There once was a man from Deep River,
Who drank till he ruined his liver.
He'd drink, then he'd drive
(He's no longer alive)
And he ended his days all aquiver.
Contributed by
Laurence U.


There once was a monk from Tibet,
Who said to a woman he met,
"You may find this odd,
But I'm One with God,
And HE wants to fondle your set!"
Contributed by
Vishnu I.


A Chester man sure loved his scotch.
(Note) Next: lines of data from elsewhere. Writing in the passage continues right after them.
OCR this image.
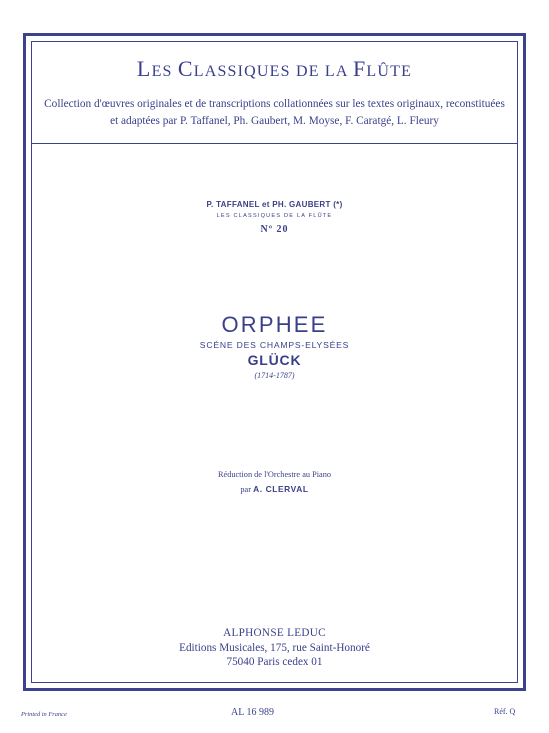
LES CLASSIQUES DE LA FLÛTE
Collection d'œuvres originales et de transcriptions collationnées sur les textes originaux, reconstituées
et adaptées par P. Taffanel, Ph. Gaubert, M. Moyse, F. Caratgé, L. Fleury
P. TAFFANEL et PH. GAUBERT (*)
LES CLASSIQUES DE LA FLÛTE
Nº 20
ORPHEE
SCÉNE DES CHAMPS-ELYSÉES
GLÜCK
(1714-1787)
Réduction de l'Orchestre au Piano
par A. CLERVAL
ALPHONSE LEDUC
Editions Musicales, 175, rue Saint-Honoré
75040 Paris cedex 01
Printed in France	AL 16 989	Réf. Q
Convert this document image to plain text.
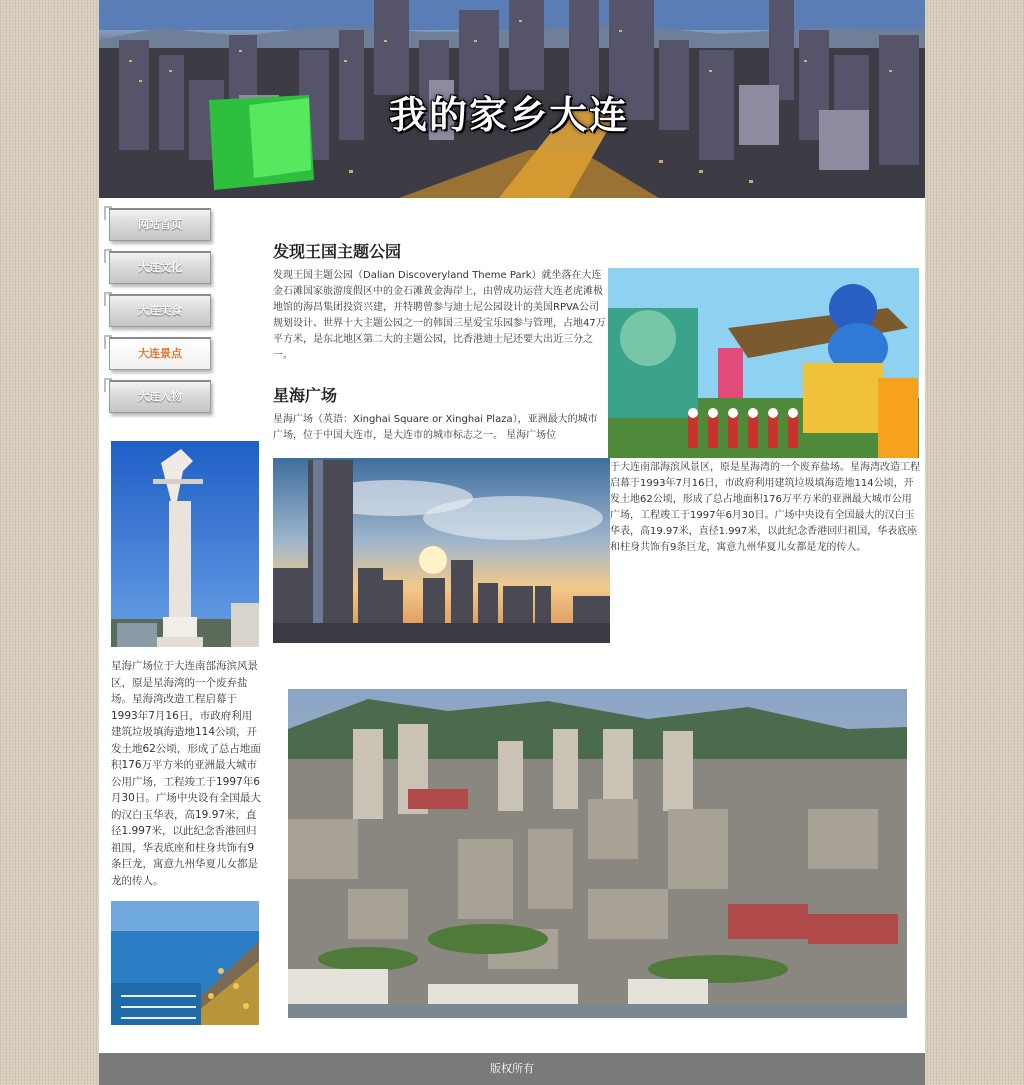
我的家乡大连
网站首页
大连文化
大连美食
大连景点
大连人物
星海广场位于大连南部海滨风景区，原是星海湾的一个废弃盐场。星海湾改造工程启幕于1993年7月16日，市政府利用建筑垃圾填海造地114公顷，开发土地62公顷，形成了总占地面积176万平方米的亚洲最大城市公用广场，工程竣工于1997年6月30日。广场中央设有全国最大的汉白玉华表，高19.97米，直径1.997米，以此纪念香港回归祖国，华表底座和柱身共饰有9条巨龙，寓意九州华夏儿女都是龙的传人。
发现王国主题公园

发现王国主题公园（Dalian Discoveryland Theme Park）就坐落在大连金石滩国家旅游度假区中的金石滩黄金海岸上，由曾成功运营大连老虎滩极地馆的海昌集团投资兴建，并特聘曾参与迪士尼公园设计的美国RPVA公司规划设计、世界十大主题公园之一的韩国三星爱宝乐园参与管理，占地47万平方米，是东北地区第二大的主题公园，比香港迪士尼还要大出近三分之一。

星海广场

星海广场（英语：Xinghai Square or Xinghai Plaza），亚洲最大的城市广场，位于中国大连市，是大连市的城市标志之一。 星海广场位

于大连南部海滨风景区，原是星海湾的一个废弃盐场。星海湾改造工程启幕于1993年7月16日，市政府利用建筑垃圾填海造地114公顷，开发土地62公顷，形成了总占地面积176万平方米的亚洲最大城市公用广场，工程竣工于1997年6月30日。广场中央设有全国最大的汉白玉华表，高19.97米，直径1.997米，以此纪念香港回归祖国，华表底座和柱身共饰有9条巨龙，寓意九州华夏儿女都是龙的传人。

版权所有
Oh,
He thought it made him feel so macho.
One night when he binged
He came really unhinged,
So now he drinks only gazpacho.
Contributed by
Laurence U.


A man from the Island of Rhode
Loves a toasty slug, snake, frog, or toad.
He hates them when dusty,
Demands them quite crusty,
Unless they are served a la mode.
Contributed by
Laurence U.


The drugs that we use when we're ailin'
Go by different names for retailin'
Tylenol's acetamenophen.
Advil's Ibuprofen.
And Viagra is Mycoxafailin.
Contributed by


Alas for the heftier women!
There's no class when your ass is a brimmin'.
It's refined when you dine,
To lift less with the tine,
And the torso would find it more slimmin'.
Contributed by


Let's all cheer for L'Arts de Sade.
Who says it should be outlawed?
To whip ya and chain ya
And otherwise pain ya
Till you're feeling quite thoroughly pawed.
Contributed by


Thoughts on the word "cunt", if you please...
Some say it's vulgar and feel ill at ease.
Yet a "prick" or a "cock"
Elicits no shock.
Why should cunt be any different than these?
Contributed by


An old man who lived by the Nile
Had dysfunction that was erectile.
They grafted a boner
From an equine donor.
Now all the girls give him a smile.
Contributed by
Laurence U.


"What the hell is this stuff!",
Wailed an irate Peter McDuff.
"You twiddle my prick,
Get it stiff as a stick,
Then deny me the use of your muff!?!"
Contributed by
André G.

A response to the LOD of 1/23/00:

If I may be brutally blunt,
A prick or a cock is no cunt.
Some call it a box
For the storage of cocks,
Whose insertion elicits a grunt.
Contributed by
Laurence U.


A sculptor named Auguste Rodin
Did a sculpture once of a man.
He called him "The Thinker,"
I call him "The Stinker" --
You can see he sits right on the can.
Contributed by
Laurence U.


A werewolf whose name was Malone
Liked to dig up then gnaw on a bone.
"His tastes were lupine,
And now he's supine"
Are the words carved into his headstone.
Contributed by
Laurence U.


A Marine sergeant named William Cox
Made confession, then died in the box.
His Fidelis was Semper,
He died of distemper,
But some said he'd died of the pox.
Contributed by
Laurence U.


There's a man in New York name of Bobby
Who's delight in himself was his hobby.
He rode the lift down,
While "a goin' to town".
He arrived when he came at the lobby.
Contributed by


Our Bob likes to play with his zipper.
It's his secret for staying so chipper.
But he best take more care,
Or himself he'll ensare.
Then button style will seem much more hipper.